I've had a fairly rocky couple years in my relationship with my daughter. No matter how careful I am to try not to do anything that will upset her, it seems in her mind I fail. I have also always tried to be the best mother-in-law possible. My daughter and I had a run-in this summer when she accused me of not giving my grandson enough presents for Christmas last year as compared with his 2 sisters. I explained I spent the same dollar amount on each but he had asked for a more expensive gift than his sisters, so they got a few more in number than he did. I explained I would never purposefully hurt my grandson and thought I was being fair by spending the same on all three. If I had given him more gifts, I would have spent more on him and that wouldn't be fair to his sisters. It's a no-win situation. I never taught her such bad manners as to complain about gifts given. So that's the kind of relationship we have.

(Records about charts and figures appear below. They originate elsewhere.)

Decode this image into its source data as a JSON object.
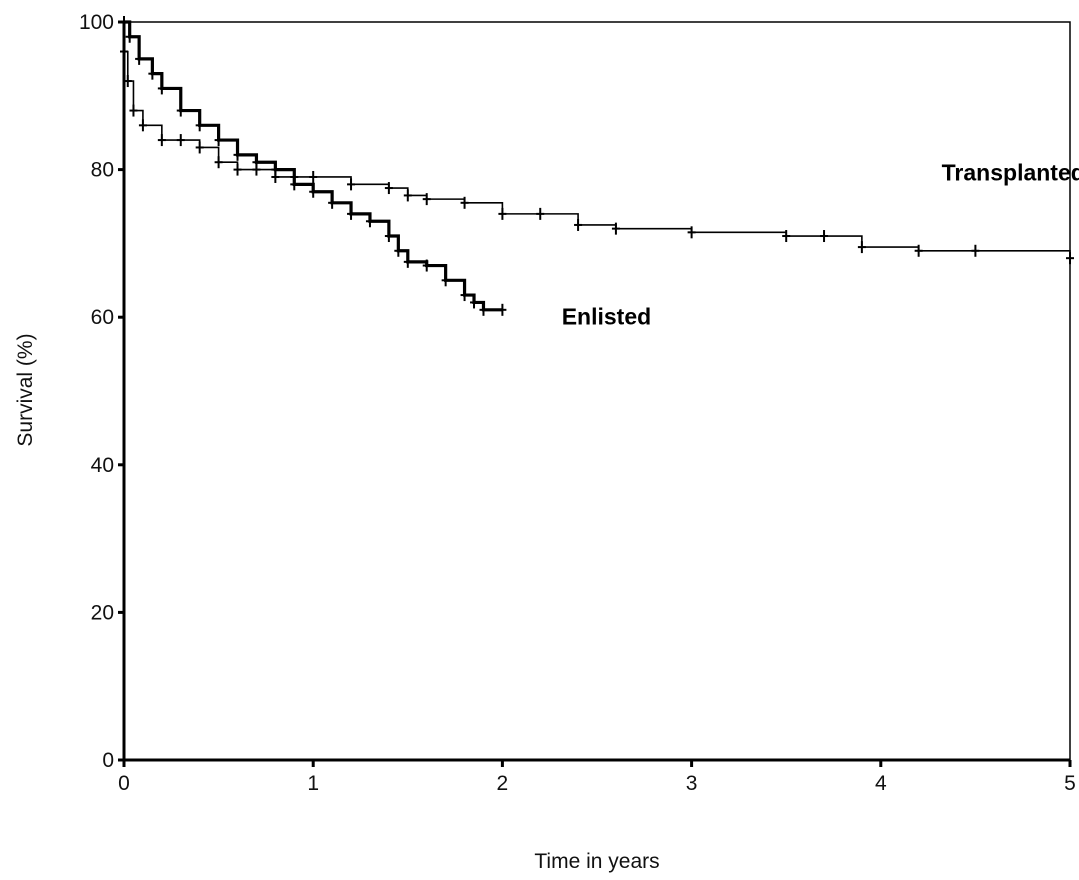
{
  "chart_data": {
    "type": "line",
    "title": "",
    "xlabel": "Time in years",
    "ylabel": "Survival (%)",
    "xlim": [
      0,
      5
    ],
    "ylim": [
      0,
      100
    ],
    "x_ticks": [
      "0",
      "1",
      "2",
      "3",
      "4",
      "5"
    ],
    "y_ticks": [
      "0",
      "20",
      "40",
      "60",
      "80",
      "100"
    ],
    "grid": false,
    "legend": "none",
    "series": [
      {
        "name": "Transplanted",
        "color": "#000000",
        "x": [
          0,
          0.02,
          0.05,
          0.1,
          0.2,
          0.3,
          0.4,
          0.5,
          0.6,
          0.7,
          0.8,
          0.9,
          1.0,
          1.2,
          1.4,
          1.5,
          1.6,
          1.8,
          2.0,
          2.2,
          2.4,
          2.6,
          3.0,
          3.5,
          3.7,
          3.9,
          4.2,
          4.5,
          5.0
        ],
        "y": [
          96,
          92,
          88,
          86,
          84,
          84,
          83,
          81,
          80,
          80,
          79,
          79,
          79,
          78,
          77.5,
          76.5,
          76,
          75.5,
          74,
          74,
          72.5,
          72,
          71.5,
          71,
          71,
          69.5,
          69,
          69,
          68
        ]
      },
      {
        "name": "Enlisted",
        "color": "#000000",
        "x": [
          0,
          0.03,
          0.08,
          0.15,
          0.2,
          0.3,
          0.4,
          0.5,
          0.6,
          0.7,
          0.8,
          0.9,
          1.0,
          1.1,
          1.2,
          1.3,
          1.4,
          1.45,
          1.5,
          1.6,
          1.7,
          1.8,
          1.85,
          1.9,
          2.0
        ],
        "y": [
          100,
          98,
          95,
          93,
          91,
          88,
          86,
          84,
          82,
          81,
          80,
          78,
          77,
          75.5,
          74,
          73,
          71,
          69,
          67.5,
          67,
          65,
          63,
          62,
          61,
          61
        ]
      }
    ],
    "annotations": [
      {
        "text": "Transplanted",
        "x": 4.7,
        "y": 78.5
      },
      {
        "text": "Enlisted",
        "x": 2.55,
        "y": 59
      }
    ]
  }
}
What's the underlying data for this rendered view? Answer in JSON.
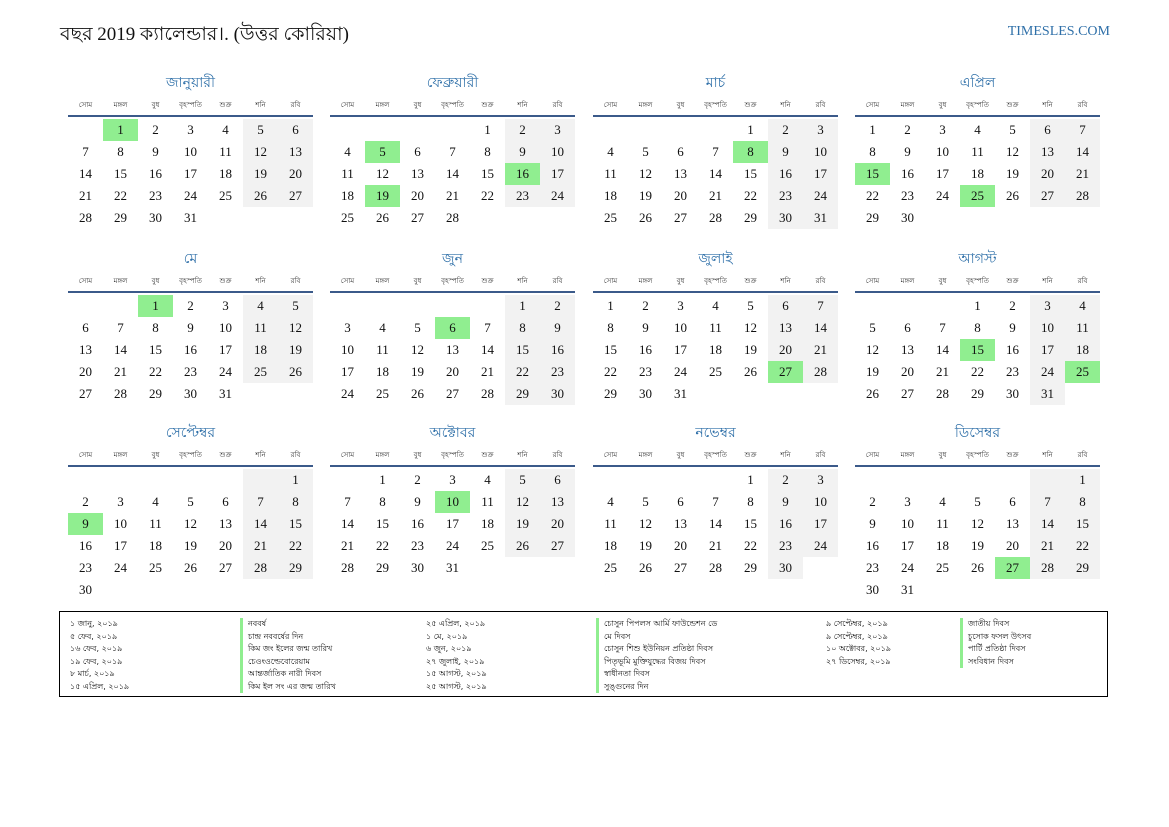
{
  "title": "বছর 2019 ক্যালেন্ডার।. (উত্তর কোরিয়া)",
  "site": "TIMESLES.COM",
  "weekdays": [
    "সোম",
    "মঙ্গল",
    "বুধ",
    "বৃহস্পতি",
    "শুক্র",
    "শনি",
    "রবি"
  ],
  "colors": {
    "accent": "#2e6fa8",
    "holiday": "#90ee90",
    "weekend": "#f2f2f2",
    "rule": "#3b5a8a"
  },
  "months": [
    {
      "name": "জানুয়ারী",
      "offset": 1,
      "days": 31,
      "holidays": [
        1
      ]
    },
    {
      "name": "ফেব্রুয়ারী",
      "offset": 4,
      "days": 28,
      "holidays": [
        5,
        16,
        19
      ]
    },
    {
      "name": "মার্চ",
      "offset": 4,
      "days": 31,
      "holidays": [
        8
      ]
    },
    {
      "name": "এপ্রিল",
      "offset": 0,
      "days": 30,
      "holidays": [
        15,
        25
      ]
    },
    {
      "name": "মে",
      "offset": 2,
      "days": 31,
      "holidays": [
        1
      ]
    },
    {
      "name": "জুন",
      "offset": 5,
      "days": 30,
      "holidays": [
        6
      ]
    },
    {
      "name": "জুলাই",
      "offset": 0,
      "days": 31,
      "holidays": [
        27
      ]
    },
    {
      "name": "আগস্ট",
      "offset": 3,
      "days": 31,
      "holidays": [
        15,
        25
      ]
    },
    {
      "name": "সেপ্টেম্বর",
      "offset": 6,
      "days": 30,
      "holidays": [
        9
      ]
    },
    {
      "name": "অক্টোবর",
      "offset": 1,
      "days": 31,
      "holidays": [
        10
      ]
    },
    {
      "name": "নভেম্বর",
      "offset": 4,
      "days": 30,
      "holidays": []
    },
    {
      "name": "ডিসেম্বর",
      "offset": 6,
      "days": 31,
      "holidays": [
        27
      ]
    }
  ],
  "holidays": [
    {
      "date": "১ জানু, ২০১৯",
      "name": "নববর্ষ"
    },
    {
      "date": "৫ ফেব, ২০১৯",
      "name": "চান্দ্র নববর্ষের দিন"
    },
    {
      "date": "১৬ ফেব, ২০১৯",
      "name": "কিম জং ইলের জন্ম তারিখ"
    },
    {
      "date": "১৯ ফেব, ২০১৯",
      "name": "চেওংওল্ডেবোরেয়াম"
    },
    {
      "date": "৮ মার্চ, ২০১৯",
      "name": "আন্তর্জাতিক নারী দিবস"
    },
    {
      "date": "১৫ এপ্রিল, ২০১৯",
      "name": "কিম ইল সং এর জন্ম তারিখ"
    },
    {
      "date": "২৫ এপ্রিল, ২০১৯",
      "name": "চোসুন পিপলস আর্মি ফাউন্ডেশন ডে"
    },
    {
      "date": "১ মে, ২০১৯",
      "name": "মে দিবস"
    },
    {
      "date": "৬ জুন, ২০১৯",
      "name": "চোসুন শিশু ইউনিয়ন প্রতিষ্ঠা দিবস"
    },
    {
      "date": "২৭ জুলাই, ২০১৯",
      "name": "পিতৃভূমি মুক্তিযুদ্ধের বিজয় দিবস"
    },
    {
      "date": "১৫ আগস্ট, ২০১৯",
      "name": "স্বাধীনতা দিবস"
    },
    {
      "date": "২৫ আগস্ট, ২০১৯",
      "name": "সুঙ্গুনের দিন"
    },
    {
      "date": "৯ সেপ্টেম্বর, ২০১৯",
      "name": "জাতীয় দিবস"
    },
    {
      "date": "৯ সেপ্টেম্বর, ২০১৯",
      "name": "চুসোক ফসল উৎসব"
    },
    {
      "date": "১০ অক্টোবর, ২০১৯",
      "name": "পার্টি প্রতিষ্ঠা দিবস"
    },
    {
      "date": "২৭ ডিসেম্বর, ২০১৯",
      "name": "সংবিধান দিবস"
    }
  ]
}
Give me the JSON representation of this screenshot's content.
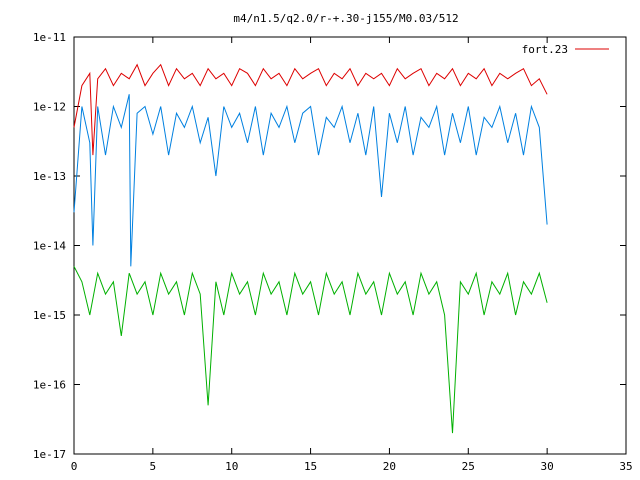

Most recently, she agreed to take care of my cat while I went to Maui for a week. When I went to their house to pick my cat up, only my SIL was there. I went upstairs to get her. I put all her supplies together to take to the car first. I noticed the water bowl was completely dry. As I came down the stairs I asked if anyone had given her water. He said my daughter went upstairs every morning. Then I said the bowl was "bone dry." I didn't raise my voice or add anything to indicate I might be upset. My SIL began to yell at me saying what I was saying was offensive. I asked him to stop yelling at me and he yelled the same thing again. I have never spoken to my daughter or SIL that way. I just gathered everything and my cat and left. I tried to talk to my daughter about what happened and she said she would not get involved. She never did apologize for not giving my cat more water.
I'm devastated and hurt by her accusation about the Christmas presents, the fact that she apparently condones her husband yelling at her mother, and my SIL's verbal abuse. Later he texted an apology. I texted back that I accepted his apology, but the more I think about it, I wish I hadn't. I don't know what to do now. I want to see my 3 grandchildren, but I want nothing to do with my daughter and SIL. Do I have to just accept being unfairly accused and verbally abused so I can see my grandkids? This is not how I envisioned my later years. The best thing for my own health would be to just not have any contact with them - but then there are still the grandkids. I sure would appreciate hearing what some of you think and what you would do in the same situation.